Relevant code logic is as follows:
1instance_type='local_gpu' 2... 3hp= { 4 'stage': 5, 'stop_stage': 6, 'train_set':'train', 5... 6} 7 8estimator=PyTorch( 9... 10) 11 12estimator.fit({'train':'file:///fsx'}) 13Python
After execution, the corresponding model file final. Will be generated in the above directory Zip and quantitative model final_quant.zip file.
Now, we have completed a model training. We know that to get a model that meets the current needs, we need to go through many experiments, iterations and training.

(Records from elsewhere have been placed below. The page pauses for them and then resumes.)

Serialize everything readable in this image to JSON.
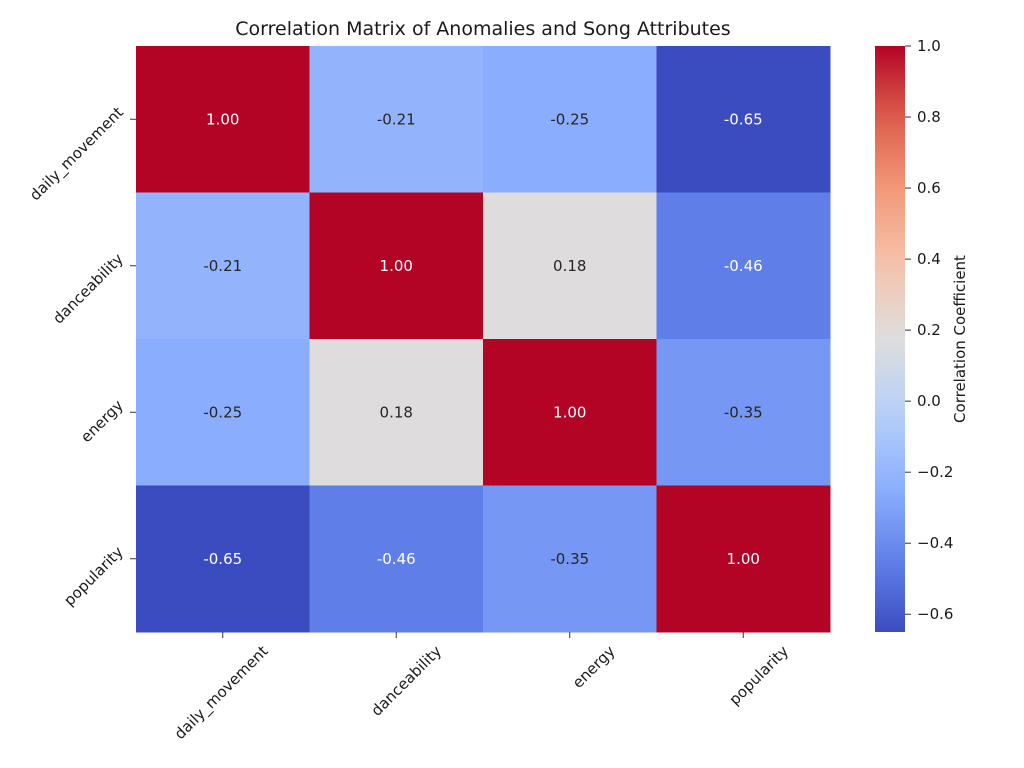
{
  "chart_data": {
    "type": "heatmap",
    "title": "Correlation Matrix of Anomalies and Song Attributes",
    "rows": [
      "daily_movement",
      "danceability",
      "energy",
      "popularity"
    ],
    "columns": [
      "daily_movement",
      "danceability",
      "energy",
      "popularity"
    ],
    "values": [
      [
        1.0,
        -0.21,
        -0.25,
        -0.65
      ],
      [
        -0.21,
        1.0,
        0.18,
        -0.46
      ],
      [
        -0.25,
        0.18,
        1.0,
        -0.35
      ],
      [
        -0.65,
        -0.46,
        -0.35,
        1.0
      ]
    ],
    "annotations": [
      [
        "1.00",
        "-0.21",
        "-0.25",
        "-0.65"
      ],
      [
        "-0.21",
        "1.00",
        "0.18",
        "-0.46"
      ],
      [
        "-0.25",
        "0.18",
        "1.00",
        "-0.35"
      ],
      [
        "-0.65",
        "-0.46",
        "-0.35",
        "1.00"
      ]
    ],
    "colormap": "coolwarm",
    "vmin": -0.65,
    "vmax": 1.0,
    "colorbar": {
      "label": "Correlation Coefficient",
      "ticks": [
        1.0,
        0.8,
        0.6,
        0.4,
        0.2,
        0.0,
        -0.2,
        -0.4,
        -0.6
      ],
      "tick_labels": [
        "1.0",
        "0.8",
        "0.6",
        "0.4",
        "0.2",
        "0.0",
        "−0.2",
        "−0.4",
        "−0.6"
      ]
    }
  }
}
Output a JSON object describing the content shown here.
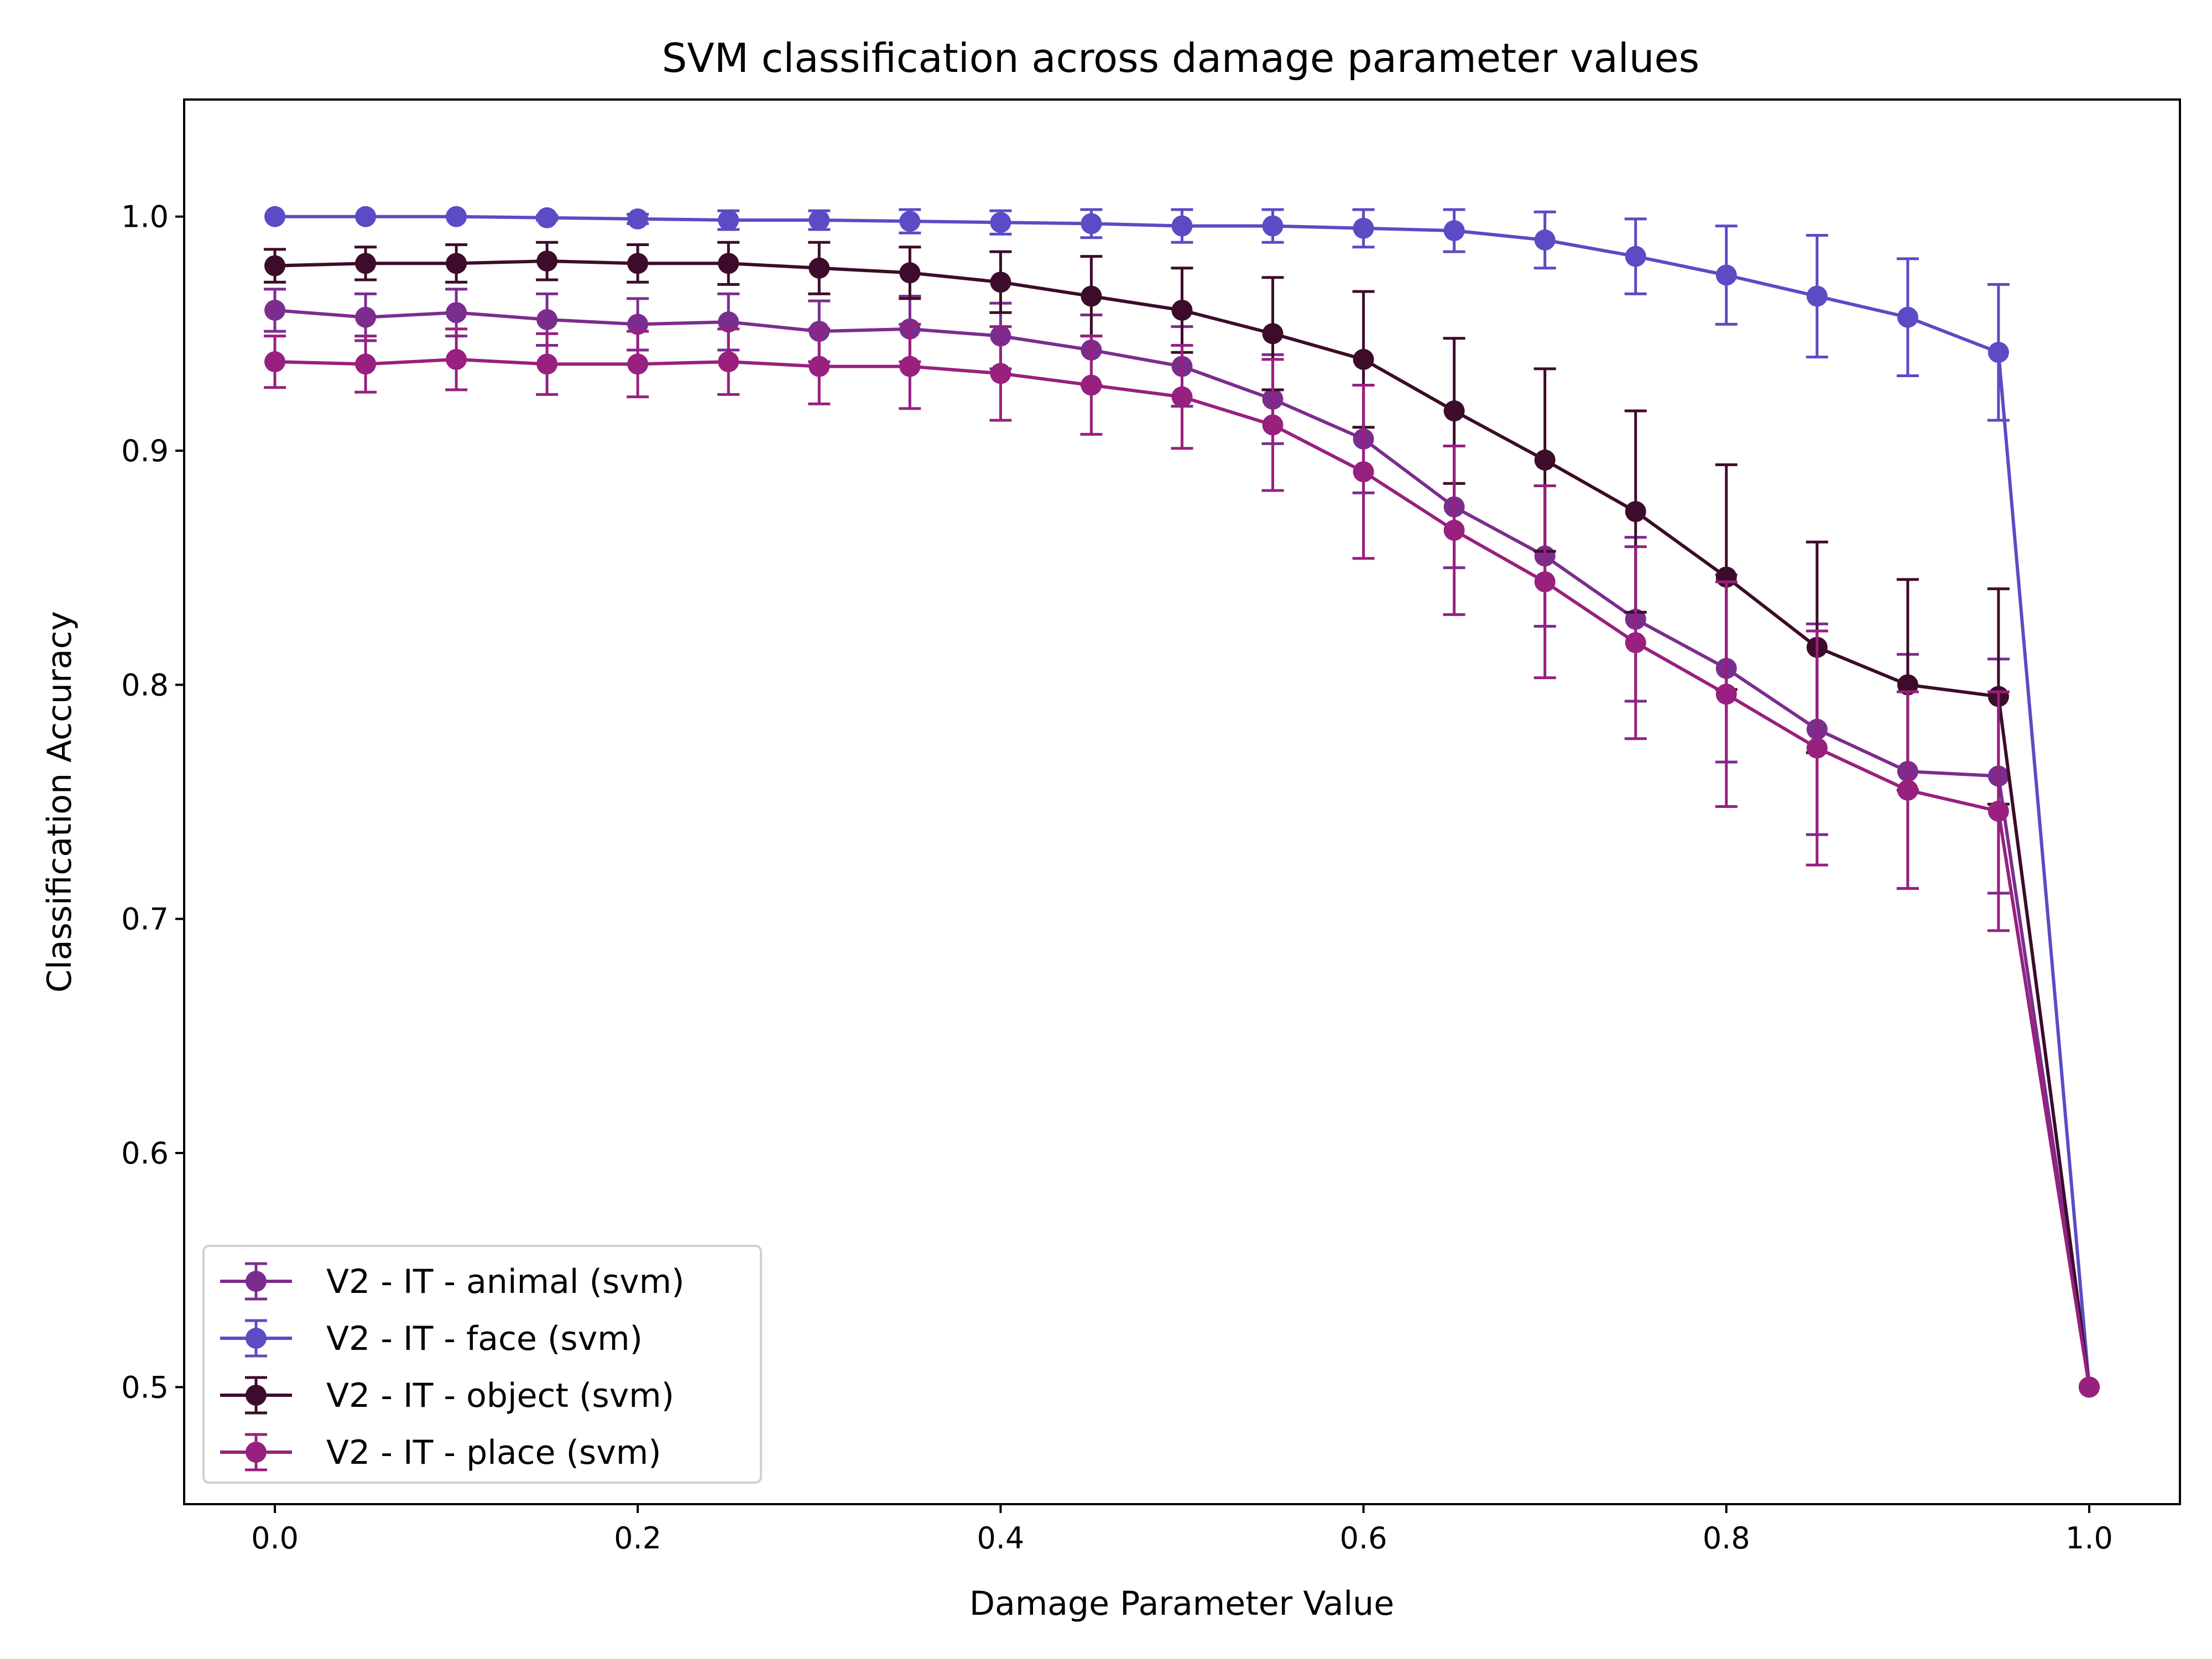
{
  "chart_data": {
    "type": "line",
    "title": "SVM classification across damage parameter values",
    "xlabel": "Damage Parameter Value",
    "ylabel": "Classification Accuracy",
    "xlim": [
      -0.05,
      1.05
    ],
    "ylim": [
      0.45,
      1.05
    ],
    "xticks": [
      0.0,
      0.2,
      0.4,
      0.6,
      0.8,
      1.0
    ],
    "xtick_labels": [
      "0.0",
      "0.2",
      "0.4",
      "0.6",
      "0.8",
      "1.0"
    ],
    "yticks": [
      0.5,
      0.6,
      0.7,
      0.8,
      0.9,
      1.0
    ],
    "ytick_labels": [
      "0.5",
      "0.6",
      "0.7",
      "0.8",
      "0.9",
      "1.0"
    ],
    "grid": false,
    "legend_position": "lower-left",
    "x": [
      0.0,
      0.05,
      0.1,
      0.15,
      0.2,
      0.25,
      0.3,
      0.35,
      0.4,
      0.45,
      0.5,
      0.55,
      0.6,
      0.65,
      0.7,
      0.75,
      0.8,
      0.85,
      0.9,
      0.95,
      1.0
    ],
    "series": [
      {
        "name": "V2 - IT - animal (svm)",
        "color": "#7B2D8E",
        "values": [
          0.96,
          0.957,
          0.959,
          0.956,
          0.954,
          0.955,
          0.951,
          0.952,
          0.949,
          0.943,
          0.936,
          0.922,
          0.905,
          0.876,
          0.855,
          0.828,
          0.807,
          0.781,
          0.763,
          0.761,
          0.5
        ],
        "errors": [
          0.009,
          0.01,
          0.01,
          0.011,
          0.011,
          0.012,
          0.013,
          0.014,
          0.014,
          0.015,
          0.017,
          0.019,
          0.023,
          0.026,
          0.03,
          0.035,
          0.04,
          0.045,
          0.05,
          0.05,
          0.0
        ]
      },
      {
        "name": "V2 - IT - face (svm)",
        "color": "#5B4BC4",
        "values": [
          1.0,
          1.0,
          1.0,
          0.9995,
          0.999,
          0.9985,
          0.9985,
          0.998,
          0.9975,
          0.997,
          0.996,
          0.996,
          0.995,
          0.994,
          0.99,
          0.983,
          0.975,
          0.966,
          0.957,
          0.942,
          0.5
        ],
        "errors": [
          0.0,
          0.0,
          0.0,
          0.001,
          0.002,
          0.004,
          0.004,
          0.005,
          0.005,
          0.006,
          0.007,
          0.007,
          0.008,
          0.009,
          0.012,
          0.016,
          0.021,
          0.026,
          0.025,
          0.029,
          0.0
        ]
      },
      {
        "name": "V2 - IT - object (svm)",
        "color": "#3D0C2A",
        "values": [
          0.979,
          0.98,
          0.98,
          0.981,
          0.98,
          0.98,
          0.978,
          0.976,
          0.972,
          0.966,
          0.96,
          0.95,
          0.939,
          0.917,
          0.896,
          0.874,
          0.846,
          0.816,
          0.8,
          0.795,
          0.5
        ],
        "errors": [
          0.007,
          0.007,
          0.008,
          0.008,
          0.008,
          0.009,
          0.011,
          0.011,
          0.013,
          0.017,
          0.018,
          0.024,
          0.029,
          0.031,
          0.039,
          0.043,
          0.048,
          0.045,
          0.045,
          0.046,
          0.0
        ]
      },
      {
        "name": "V2 - IT - place (svm)",
        "color": "#98207E",
        "values": [
          0.938,
          0.937,
          0.939,
          0.937,
          0.937,
          0.938,
          0.936,
          0.936,
          0.933,
          0.928,
          0.923,
          0.911,
          0.891,
          0.866,
          0.844,
          0.818,
          0.796,
          0.773,
          0.755,
          0.746,
          0.5
        ],
        "errors": [
          0.011,
          0.012,
          0.013,
          0.013,
          0.014,
          0.014,
          0.016,
          0.018,
          0.02,
          0.021,
          0.022,
          0.028,
          0.037,
          0.036,
          0.041,
          0.041,
          0.048,
          0.05,
          0.042,
          0.051,
          0.0
        ]
      }
    ]
  }
}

You can quickly try different super parameters or other algorithms on Amazon SageMaker through the above methods, without considering how to configure the basic environment of machine learning and other operation and maintenance related work.
Model hosting
So far, we have obtained the trained model file. You can deploy the model through Amazon SageMaker or in other ways. In subsequent articles, we will describe in detail how to deploy the trained model in Amazon Web Services.
summary
This paper shows the method of running open source end-to-end speech recognition model WeNet with Amazon SageMaker, covering data processing, Docker running environment construction, model training and so on.
reference material
[1] Amazon SageMaker Toolkits:
https://docs.aws.amazon.com/s...
[2] Notebook auto mount FSx file system:
https://github.com/aws-sample...
[3] Use local mode to train the model:
https://sagemaker.readthedocs...
[4] Train the model using Spot mode:
https://docs.aws.amazon.com/s...
[5] TorchScript compiler:
https://pytorch.org/docs/1.8....
[6] DLC list:
https://github.com/aws/deep-l...
Author of this article
Chen Bin
Amazon cloud technology solution architect
Responsible for the architecture consulting and design of cloud computing solutions based on Amazon cloud technology, with rich experience in solving customers' practical problems, and currently focuses on the research and application of in-depth learning.